Le livre Brûlure, réalisé essentiellement à partir de polaroïds, est une expérience, une initiation secrète imaginée par une femme, une traversée du feu. Une tentative de saisir le point de feu qui marque une substance comme l’instant d’amour marque une existence.
Dès les premières pages, sans trop savoir où nous allons, voilà que nous progressons lentement sur un chemin de brûlure et de métamorphoses. Nous traversons des paysages, des corps, des forêts, des scintillements, une rivière, le temps. Des peintures anciennes se devinent et un geste se répète : quelque chose a lieu.
Comme dans La divine comédie de Dante, Brûlure de Linda Tuloup, mis en page par le graphiste Ruedi Baur, nous entraîne lentement dans l’obscure clarté où l’être ne finit jamais d’errer. Avec ses images délicates, la photographe pousse nos corps et nos âmes dans les constellations de l’être, dans la question éternelle, dans l’éternelle nécessité de l’être. Les brûlures qu’elle risque sont là afin que les images se chargent d’aura bien plus qu’elles ne disparaissent. Lorsqu’elles brûlent, soudain en leur centre, une amande incise s’ouvre afin qu’accouche un autre territoire. Linda Tuloup traque l’insaisissable, accompagnée par les phrases de Colin Lemoine. Chacune et chacun tournent autour d’un tel espace entre flamme et cendre.

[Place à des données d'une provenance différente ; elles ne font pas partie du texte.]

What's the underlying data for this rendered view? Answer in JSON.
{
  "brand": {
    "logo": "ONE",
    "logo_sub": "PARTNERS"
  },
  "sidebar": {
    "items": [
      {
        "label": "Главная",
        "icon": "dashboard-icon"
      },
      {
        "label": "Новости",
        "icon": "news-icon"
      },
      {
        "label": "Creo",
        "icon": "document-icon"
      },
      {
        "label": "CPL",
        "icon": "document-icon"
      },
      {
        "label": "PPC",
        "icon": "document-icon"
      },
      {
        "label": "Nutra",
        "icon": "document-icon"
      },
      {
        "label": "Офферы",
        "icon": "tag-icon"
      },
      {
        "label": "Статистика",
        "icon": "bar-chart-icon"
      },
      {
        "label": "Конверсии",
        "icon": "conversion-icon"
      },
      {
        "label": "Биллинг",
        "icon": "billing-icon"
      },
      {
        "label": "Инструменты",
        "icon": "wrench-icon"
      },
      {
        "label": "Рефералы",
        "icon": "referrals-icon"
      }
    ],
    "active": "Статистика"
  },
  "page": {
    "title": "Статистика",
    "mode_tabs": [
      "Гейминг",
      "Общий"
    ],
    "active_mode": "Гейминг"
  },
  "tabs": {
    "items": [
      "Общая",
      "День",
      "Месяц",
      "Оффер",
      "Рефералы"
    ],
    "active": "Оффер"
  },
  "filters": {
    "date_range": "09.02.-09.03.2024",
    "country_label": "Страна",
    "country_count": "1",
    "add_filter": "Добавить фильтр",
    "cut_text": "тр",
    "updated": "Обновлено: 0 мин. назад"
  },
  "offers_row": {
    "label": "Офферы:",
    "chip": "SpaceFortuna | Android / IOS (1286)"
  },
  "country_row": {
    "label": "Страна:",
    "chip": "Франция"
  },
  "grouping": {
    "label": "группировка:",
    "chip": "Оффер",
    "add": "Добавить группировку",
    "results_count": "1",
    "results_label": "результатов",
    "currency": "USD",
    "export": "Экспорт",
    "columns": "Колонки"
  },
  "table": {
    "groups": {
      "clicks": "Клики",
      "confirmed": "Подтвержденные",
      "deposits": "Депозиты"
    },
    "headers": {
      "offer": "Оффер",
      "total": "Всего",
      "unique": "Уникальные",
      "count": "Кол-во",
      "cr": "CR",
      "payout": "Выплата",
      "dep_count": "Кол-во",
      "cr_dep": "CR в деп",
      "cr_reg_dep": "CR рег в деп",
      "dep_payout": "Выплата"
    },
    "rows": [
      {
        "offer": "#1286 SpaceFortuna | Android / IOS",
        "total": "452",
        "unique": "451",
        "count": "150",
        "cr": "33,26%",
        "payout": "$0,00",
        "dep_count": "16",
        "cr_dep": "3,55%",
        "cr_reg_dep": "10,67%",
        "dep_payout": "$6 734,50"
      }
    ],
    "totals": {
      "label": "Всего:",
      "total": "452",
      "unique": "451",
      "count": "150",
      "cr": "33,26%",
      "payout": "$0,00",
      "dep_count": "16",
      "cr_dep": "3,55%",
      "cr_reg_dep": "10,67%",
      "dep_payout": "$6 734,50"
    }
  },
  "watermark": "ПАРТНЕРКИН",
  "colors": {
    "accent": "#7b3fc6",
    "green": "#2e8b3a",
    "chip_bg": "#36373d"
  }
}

Une fois le livre refermé, plane au-dessus de nous le fantôme de la « question sans réponse » de Georges Bataille : « L’immensité, comme toi, n’a pas de robe. Silencieuse et nue, n’est-ce pas l’intimité de l’univers à laquelle t’ouvre un vertige intolérable ? ».
Linda Tuloup, à travers ses séries photographiques, la relation qu’elle entretient avec la nature et l’image du féminin, dépasse la simple séduction pour nous faire pénétrer dans un univers poétique où l’inconscient devient langage à part entière. Les mots de Colin Lemoine attisent la braise.
Ce sont des rites intimes qui débordent l’espace : des polaroïds dont elle passe la matière à la flamme, des pierres sur lesquelles elle révèle ses images, des films photographiques, dont FEU où le secret même des origines se transmet à travers une ville perdue, un visage absent, une nuée d’oiseaux.